The company has provided more than 13 million dairy serves through the likes of the NZ Food Network, Māori Food Network and other community groups to Kiwis across the country, Henshaw says, and has delivered more than 60 million nutritious breakfasts to 1,400 schools through the Kickstart Breakfast programme, in partnership with the Ministry of Social Development and Sanitarium.

The difficulty obtaining competitively-priced wholesale supplies from Fonterra, Tatua and other suppliers was not the main cause of Supie's difficulties. An investor pulled funding and on Friday, company directors Ben Kepes and Hadleigh Ford quit the board, leaving Balle as sole director.

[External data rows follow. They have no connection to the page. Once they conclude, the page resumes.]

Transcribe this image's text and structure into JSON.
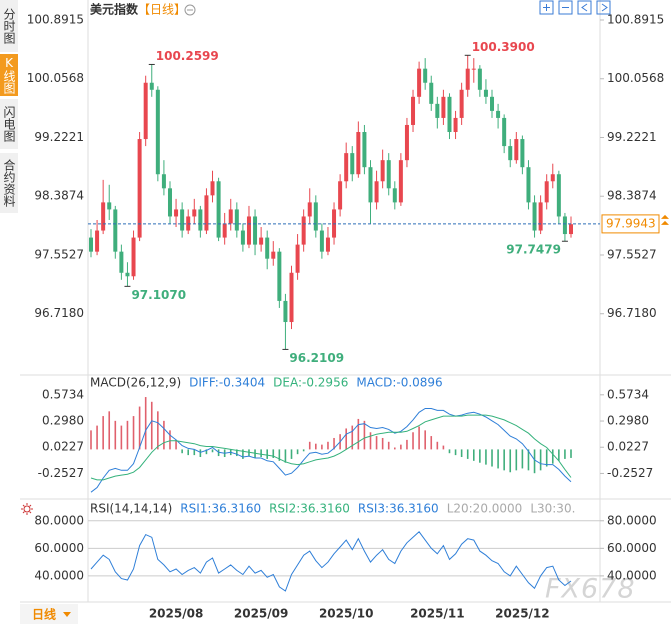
{
  "sidebar": {
    "tabs": [
      "分时图",
      "K线图",
      "闪电图",
      "合约资料"
    ]
  },
  "period_button": "日线",
  "watermark": "FX678",
  "chart_data": [
    {
      "type": "candlestick",
      "title": "美元指数",
      "subtitle": "【日线】",
      "categories": [
        null,
        null,
        null,
        null,
        null,
        null,
        null,
        null,
        null,
        null,
        null,
        null,
        null,
        null,
        "2025/08",
        null,
        null,
        null,
        null,
        null,
        null,
        null,
        null,
        null,
        null,
        null,
        null,
        null,
        "2025/09",
        null,
        null,
        null,
        null,
        null,
        null,
        null,
        null,
        null,
        null,
        null,
        null,
        null,
        "2025/10",
        null,
        null,
        null,
        null,
        null,
        null,
        null,
        null,
        null,
        null,
        null,
        null,
        null,
        null,
        "2025/11",
        null,
        null,
        null,
        null,
        null,
        null,
        null,
        null,
        null,
        null,
        null,
        null,
        null,
        "2025/12",
        null,
        null,
        null,
        null,
        null,
        null,
        null,
        null
      ],
      "candles": [
        [
          97.8,
          97.92,
          97.52,
          97.6
        ],
        [
          97.6,
          98.05,
          97.55,
          97.9
        ],
        [
          97.9,
          98.62,
          97.85,
          98.3
        ],
        [
          98.3,
          98.55,
          98.05,
          98.2
        ],
        [
          98.2,
          98.25,
          97.5,
          97.6
        ],
        [
          97.6,
          97.7,
          97.2,
          97.3
        ],
        [
          97.3,
          97.45,
          97.107,
          97.25
        ],
        [
          97.25,
          97.9,
          97.2,
          97.8
        ],
        [
          97.8,
          99.3,
          97.75,
          99.2
        ],
        [
          99.2,
          100.1,
          99.1,
          100.0
        ],
        [
          100.0,
          100.2599,
          99.8,
          99.9
        ],
        [
          99.9,
          99.95,
          98.6,
          98.7
        ],
        [
          98.7,
          98.9,
          98.4,
          98.5
        ],
        [
          98.5,
          98.6,
          98.0,
          98.1
        ],
        [
          98.1,
          98.35,
          97.95,
          98.2
        ],
        [
          98.2,
          98.3,
          97.8,
          97.9
        ],
        [
          97.9,
          98.2,
          97.85,
          98.1
        ],
        [
          98.1,
          98.35,
          98.0,
          98.2
        ],
        [
          98.2,
          98.25,
          97.8,
          97.9
        ],
        [
          97.9,
          98.5,
          97.85,
          98.4
        ],
        [
          98.4,
          98.75,
          98.3,
          98.6
        ],
        [
          98.6,
          98.65,
          97.75,
          97.8
        ],
        [
          97.8,
          98.15,
          97.7,
          98.0
        ],
        [
          98.0,
          98.35,
          97.9,
          98.2
        ],
        [
          98.2,
          98.3,
          97.8,
          97.9
        ],
        [
          97.9,
          98.0,
          97.6,
          97.7
        ],
        [
          97.7,
          98.25,
          97.65,
          98.1
        ],
        [
          98.1,
          98.2,
          97.55,
          97.7
        ],
        [
          97.7,
          97.95,
          97.6,
          97.8
        ],
        [
          97.8,
          97.9,
          97.35,
          97.5
        ],
        [
          97.5,
          97.75,
          97.4,
          97.6
        ],
        [
          97.6,
          97.65,
          96.8,
          96.9
        ],
        [
          96.9,
          97.0,
          96.2109,
          96.6
        ],
        [
          96.6,
          97.4,
          96.5,
          97.3
        ],
        [
          97.3,
          97.85,
          97.2,
          97.7
        ],
        [
          97.7,
          98.2,
          97.6,
          98.1
        ],
        [
          98.1,
          98.5,
          98.0,
          98.3
        ],
        [
          98.3,
          98.4,
          97.8,
          97.9
        ],
        [
          97.9,
          98.0,
          97.5,
          97.6
        ],
        [
          97.6,
          97.95,
          97.55,
          97.8
        ],
        [
          97.8,
          98.3,
          97.7,
          98.2
        ],
        [
          98.2,
          98.7,
          98.1,
          98.6
        ],
        [
          98.6,
          99.15,
          98.5,
          99.0
        ],
        [
          99.0,
          99.1,
          98.6,
          98.7
        ],
        [
          98.7,
          99.45,
          98.65,
          99.3
        ],
        [
          99.3,
          99.4,
          98.7,
          98.8
        ],
        [
          98.8,
          98.9,
          98.0,
          98.3
        ],
        [
          98.3,
          98.75,
          98.2,
          98.6
        ],
        [
          98.6,
          99.05,
          98.5,
          98.9
        ],
        [
          98.9,
          99.0,
          98.4,
          98.5
        ],
        [
          98.5,
          98.6,
          98.2,
          98.3
        ],
        [
          98.3,
          99.0,
          98.25,
          98.9
        ],
        [
          98.9,
          99.5,
          98.8,
          99.4
        ],
        [
          99.4,
          99.9,
          99.3,
          99.8
        ],
        [
          99.8,
          100.3,
          99.7,
          100.2
        ],
        [
          100.2,
          100.35,
          99.9,
          100.0
        ],
        [
          100.0,
          100.1,
          99.6,
          99.7
        ],
        [
          99.7,
          99.8,
          99.35,
          99.5
        ],
        [
          99.5,
          99.9,
          99.4,
          99.8
        ],
        [
          99.8,
          99.85,
          99.2,
          99.3
        ],
        [
          99.3,
          99.6,
          99.2,
          99.5
        ],
        [
          99.5,
          100.0,
          99.4,
          99.9
        ],
        [
          99.9,
          100.39,
          99.8,
          100.2
        ],
        [
          100.2,
          100.35,
          100.0,
          100.2
        ],
        [
          100.2,
          100.25,
          99.8,
          99.9
        ],
        [
          99.9,
          100.05,
          99.7,
          99.8
        ],
        [
          99.8,
          99.9,
          99.5,
          99.6
        ],
        [
          99.6,
          99.7,
          99.35,
          99.5
        ],
        [
          99.5,
          99.55,
          99.0,
          99.1
        ],
        [
          99.1,
          99.2,
          98.8,
          98.9
        ],
        [
          98.9,
          99.3,
          98.85,
          99.2
        ],
        [
          99.2,
          99.25,
          98.7,
          98.8
        ],
        [
          98.8,
          98.9,
          98.2,
          98.3
        ],
        [
          98.3,
          98.4,
          97.8,
          97.9
        ],
        [
          97.9,
          98.4,
          97.85,
          98.3
        ],
        [
          98.3,
          98.7,
          98.2,
          98.6
        ],
        [
          98.6,
          98.85,
          98.5,
          98.7
        ],
        [
          98.7,
          98.75,
          98.0,
          98.1
        ],
        [
          98.1,
          98.15,
          97.7479,
          97.85
        ],
        [
          97.85,
          98.1,
          97.8,
          97.99
        ]
      ],
      "ylim": [
        95.89,
        100.8915
      ],
      "yticks": [
        100.8915,
        100.0568,
        99.2221,
        98.3874,
        97.5527,
        {
          "value": 96.718,
          "label": "96.7180"
        }
      ],
      "grid": false,
      "up_color": "#e8474f",
      "down_color": "#3fae7c",
      "annotations": [
        100.2599,
        {
          "value": 97.107,
          "label": "97.1070"
        },
        96.2109,
        {
          "value": 100.39,
          "label": "100.3900"
        },
        97.7479
      ],
      "last_price": 97.9943,
      "last_price_color": "#f08a00"
    },
    {
      "type": "macd",
      "title": "MACD(26,12,9)",
      "ylim": [
        -0.5,
        0.75
      ],
      "yticks": [
        0.5734,
        {
          "value": 0.298,
          "label": "0.2980"
        },
        0.0227,
        -0.2527
      ],
      "grid": false,
      "up_color": "#e0606c",
      "down_color": "#3fae7c",
      "series": [
        {
          "name": "DIFF:-0.3404",
          "color": "#2f7fd8",
          "kind": "line",
          "values": [
            -0.45,
            -0.4,
            -0.3,
            -0.22,
            -0.2,
            -0.22,
            -0.22,
            -0.15,
            0.02,
            0.2,
            0.3,
            0.28,
            0.22,
            0.15,
            0.1,
            0.04,
            0.01,
            0,
            -0.03,
            -0.01,
            0.02,
            -0.03,
            -0.04,
            -0.03,
            -0.05,
            -0.08,
            -0.07,
            -0.09,
            -0.09,
            -0.12,
            -0.13,
            -0.2,
            -0.27,
            -0.25,
            -0.19,
            -0.11,
            -0.04,
            -0.03,
            -0.05,
            -0.04,
            0.01,
            0.08,
            0.16,
            0.19,
            0.26,
            0.27,
            0.23,
            0.22,
            0.23,
            0.21,
            0.17,
            0.19,
            0.24,
            0.31,
            0.39,
            0.43,
            0.43,
            0.41,
            0.41,
            0.37,
            0.35,
            0.36,
            0.38,
            0.39,
            0.37,
            0.34,
            0.3,
            0.26,
            0.2,
            0.14,
            0.11,
            0.06,
            -0.02,
            -0.11,
            -0.15,
            -0.16,
            -0.16,
            -0.21,
            -0.28,
            -0.3404
          ]
        },
        {
          "name": "DEA:-0.2956",
          "color": "#35b27c",
          "kind": "line",
          "values": [
            -0.3,
            -0.32,
            -0.32,
            -0.3,
            -0.28,
            -0.27,
            -0.26,
            -0.24,
            -0.19,
            -0.11,
            -0.03,
            0.03,
            0.07,
            0.09,
            0.09,
            0.08,
            0.07,
            0.06,
            0.04,
            0.03,
            0.03,
            0.02,
            0.01,
            0,
            -0.01,
            -0.02,
            -0.03,
            -0.04,
            -0.05,
            -0.06,
            -0.07,
            -0.1,
            -0.13,
            -0.15,
            -0.16,
            -0.15,
            -0.13,
            -0.11,
            -0.1,
            -0.09,
            -0.07,
            -0.04,
            0,
            0.04,
            0.08,
            0.12,
            0.14,
            0.16,
            0.17,
            0.18,
            0.18,
            0.18,
            0.19,
            0.22,
            0.25,
            0.29,
            0.31,
            0.33,
            0.35,
            0.35,
            0.35,
            0.35,
            0.36,
            0.36,
            0.36,
            0.36,
            0.35,
            0.33,
            0.31,
            0.28,
            0.25,
            0.21,
            0.17,
            0.11,
            0.06,
            0.02,
            -0.05,
            -0.12,
            -0.21,
            -0.2956
          ]
        },
        {
          "name": "MACD:-0.0896",
          "color": "#2f7fd8",
          "kind": "histogram",
          "values": [
            0.2,
            0.25,
            0.35,
            0.4,
            0.3,
            0.25,
            0.3,
            0.35,
            0.45,
            0.55,
            0.5,
            0.4,
            0.3,
            0.2,
            0.1,
            -0.04,
            -0.06,
            -0.06,
            -0.08,
            -0.05,
            -0.03,
            -0.07,
            -0.08,
            -0.06,
            -0.07,
            -0.1,
            -0.07,
            -0.09,
            -0.08,
            -0.1,
            -0.09,
            -0.12,
            -0.14,
            -0.1,
            -0.05,
            -0.02,
            0.08,
            0.06,
            0.05,
            0.08,
            0.12,
            0.16,
            0.22,
            0.25,
            0.32,
            0.3,
            0.18,
            0.14,
            0.12,
            0.08,
            0.02,
            0.05,
            0.1,
            0.18,
            0.24,
            0.2,
            0.14,
            0.08,
            0.04,
            -0.04,
            -0.06,
            -0.08,
            -0.1,
            -0.12,
            -0.14,
            -0.16,
            -0.18,
            -0.2,
            -0.22,
            -0.24,
            -0.22,
            -0.2,
            -0.22,
            -0.25,
            -0.22,
            -0.18,
            -0.15,
            -0.12,
            -0.1,
            -0.0896
          ]
        }
      ]
    },
    {
      "type": "rsi",
      "title": "RSI(14,14,14)",
      "ylim": [
        22.5,
        90
      ],
      "yticks": [
        {
          "value": 80,
          "label": "80.0000"
        },
        {
          "value": 60,
          "label": "60.0000"
        },
        {
          "value": 40,
          "label": "40.0000"
        }
      ],
      "grid": true,
      "series": [
        {
          "name": "RSI1:36.3160",
          "color": "#2f7fd8",
          "kind": "line",
          "values": [
            45,
            50,
            55,
            52,
            43,
            38,
            37,
            45,
            62,
            70,
            68,
            52,
            48,
            43,
            45,
            41,
            44,
            46,
            42,
            50,
            53,
            42,
            45,
            48,
            44,
            41,
            47,
            42,
            44,
            39,
            41,
            32,
            29,
            41,
            48,
            55,
            58,
            51,
            46,
            50,
            56,
            61,
            66,
            59,
            67,
            58,
            50,
            55,
            59,
            52,
            49,
            58,
            64,
            68,
            72,
            66,
            60,
            56,
            62,
            52,
            56,
            63,
            67,
            66,
            58,
            55,
            51,
            49,
            43,
            40,
            47,
            41,
            35,
            31,
            40,
            46,
            47,
            37,
            33,
            36.316
          ]
        }
      ],
      "legend_extra": [
        {
          "text": "RSI2:36.3160",
          "color": "#35b27c"
        },
        {
          "text": "RSI3:36.3160",
          "color": "#2f7fd8"
        },
        {
          "text": "L20:20.0000",
          "color": "#aaaaaa"
        },
        {
          "text": "L30:30.",
          "color": "#aaaaaa"
        }
      ]
    }
  ]
}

Richard Nacey and Stephen White, of PwC, were appointed voluntary administrators of Supie Limited, Workerly Limited and Bevie Limited on Monday, this week. Nacey says Supie was established in 2021 as a start-up, with the aim to introduce competition into the industry, as part of its mission to ensure all Kiwis have access to affordable, healthy food.

Supie undertook multiple raises, most recently this month when it tried to raise $3m from investors – but in the end, it wasn't enough.

Balle's decision to appoint administrators followed a key investor ceasing funding to the business, Nacey says. "This resulted in the business facing cash flow difficulties. While sales have rapidly grown over the last calendar year, recent growth has been lower than expected, and insufficient to provide the scale needed to operate profitably in what is a highly competitive industry.

"As voluntary administrators, we don’t have sufficient funding to continue to trade the business in administration. In the absence of securing funding, we expect to be seeking to have the three companies in the Group placed into liquidation in the near future.

Creditors are owed about $3 million, Nacey adds, and it's unlikely there will be sufficient funds available to pay wages and holiday arrears to the staff.